Francesco Bedogni, Maria Luisa Laudisa, Samuele Pizzocri, Corrado Tamburino, Gian Paolo Ussia, Anna Sonia Petronio, Massimo Napodano, Angelo Ramondo, Patrizia Presbitero, Federica Ettori, Gennaro Santoro, Silvio Klugman, Federico De Marco, Nedy Brambilla, Luca Testa
JACC. Cardiovascular Interventions 2011, 4 (11): 1228-34

OBJECTIVES: The purpose of this study was to evaluate the performance of CoreValve Revalving System (CRS) (Medtronic, Minneapolis, Minnesota) implantation in patients with failed aortic bioprostheses.

BACKGROUND: Transcatheter aortic valve implantation with the CRS is an effective option in high-risk patients with severe aortic stenosis. It may be an option for patients with a failed aortic bioprosthesis, especially when the risk of a surgical redo is deemed prohibitive.

METHODS: CRS "valve-in-valve" implantation was performed in 25 high-risk patients with a failed bioprosthesis. Their mean age was 82.4 ± 3.2 years. New York Heart Association functional classes III and IV were present in 21 and 4 patients, respectively. The logistic EuroSCORE was 31.5 ± 14.8%, whereas the Society of Thoracic Surgeons score was 8.2 ± 4.2. Patients/prostheses were divided in type A (mainly stenotic, n = 9) and type B (mainly regurgitant, n = 16).

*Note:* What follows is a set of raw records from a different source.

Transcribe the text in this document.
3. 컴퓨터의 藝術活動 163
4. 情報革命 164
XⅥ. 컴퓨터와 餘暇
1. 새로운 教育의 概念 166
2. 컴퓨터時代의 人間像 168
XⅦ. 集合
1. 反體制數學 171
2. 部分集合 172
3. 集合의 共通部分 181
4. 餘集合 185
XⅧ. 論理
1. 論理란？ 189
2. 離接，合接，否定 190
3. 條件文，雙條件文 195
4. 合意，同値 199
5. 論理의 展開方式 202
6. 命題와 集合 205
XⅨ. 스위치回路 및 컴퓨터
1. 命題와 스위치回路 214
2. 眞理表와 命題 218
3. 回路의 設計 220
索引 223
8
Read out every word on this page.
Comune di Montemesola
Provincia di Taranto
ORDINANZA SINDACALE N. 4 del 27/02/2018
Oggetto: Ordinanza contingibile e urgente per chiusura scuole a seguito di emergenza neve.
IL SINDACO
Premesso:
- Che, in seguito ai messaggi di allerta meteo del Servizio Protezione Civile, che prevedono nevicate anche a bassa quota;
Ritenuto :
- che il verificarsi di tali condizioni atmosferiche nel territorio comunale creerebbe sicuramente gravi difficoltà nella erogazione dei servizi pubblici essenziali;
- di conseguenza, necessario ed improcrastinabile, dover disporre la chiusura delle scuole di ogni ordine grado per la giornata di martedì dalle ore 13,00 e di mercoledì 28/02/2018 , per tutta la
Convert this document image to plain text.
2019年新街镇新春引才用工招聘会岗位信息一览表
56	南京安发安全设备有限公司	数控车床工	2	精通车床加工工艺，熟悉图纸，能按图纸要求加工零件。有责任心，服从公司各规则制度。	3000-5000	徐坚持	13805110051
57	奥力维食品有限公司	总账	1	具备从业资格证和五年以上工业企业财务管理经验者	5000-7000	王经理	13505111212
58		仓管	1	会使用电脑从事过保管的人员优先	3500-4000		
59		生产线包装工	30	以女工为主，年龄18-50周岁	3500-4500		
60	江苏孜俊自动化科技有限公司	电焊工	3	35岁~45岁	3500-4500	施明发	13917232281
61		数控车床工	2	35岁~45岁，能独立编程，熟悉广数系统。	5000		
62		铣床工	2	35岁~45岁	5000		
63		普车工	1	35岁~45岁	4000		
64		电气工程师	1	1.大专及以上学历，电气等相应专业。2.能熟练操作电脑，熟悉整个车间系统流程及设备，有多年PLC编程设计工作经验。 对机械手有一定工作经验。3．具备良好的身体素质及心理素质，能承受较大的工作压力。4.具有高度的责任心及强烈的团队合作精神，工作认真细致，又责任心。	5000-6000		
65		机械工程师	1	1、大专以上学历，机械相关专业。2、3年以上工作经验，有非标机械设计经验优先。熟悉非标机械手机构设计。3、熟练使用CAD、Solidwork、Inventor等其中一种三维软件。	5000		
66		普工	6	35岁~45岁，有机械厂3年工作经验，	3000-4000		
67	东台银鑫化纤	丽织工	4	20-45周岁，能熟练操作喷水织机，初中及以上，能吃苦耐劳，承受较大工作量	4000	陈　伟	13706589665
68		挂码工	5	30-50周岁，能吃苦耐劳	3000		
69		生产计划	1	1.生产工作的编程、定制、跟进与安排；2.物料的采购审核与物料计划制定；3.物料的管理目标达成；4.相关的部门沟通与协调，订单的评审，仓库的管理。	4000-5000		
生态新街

RESULTS: The implantation success rate was 100%. In group A, the peak aortic gradient significantly decreased from 77.6 ± 21.6 mm Hg to 34.6 ± 19.4 mm Hg (p = 0.001). In all but 2 patients in group B, no significant regurgitation was observed post-implantation. No patients died during the procedure. At 30 days, there were 3 deaths (12%), 2 myocardial infarctions (8%), and 3 atrioventricular blocks requiring pacemaker implantation (12%). At a mean follow-up of 6 months, there were another death (survival rate of 84%) and a pacemaker implantation (cumulative incidence of 16%). New York Heart Association functional class improved in all patients to I and II.

CONCLUSIONS: CRS implantation was feasible and effective regardless of the prevalent mode of failure. This finding may significantly affect the treatment of patients with a failed bioprosthesis deemed at a prohibitive risk for surgical redo.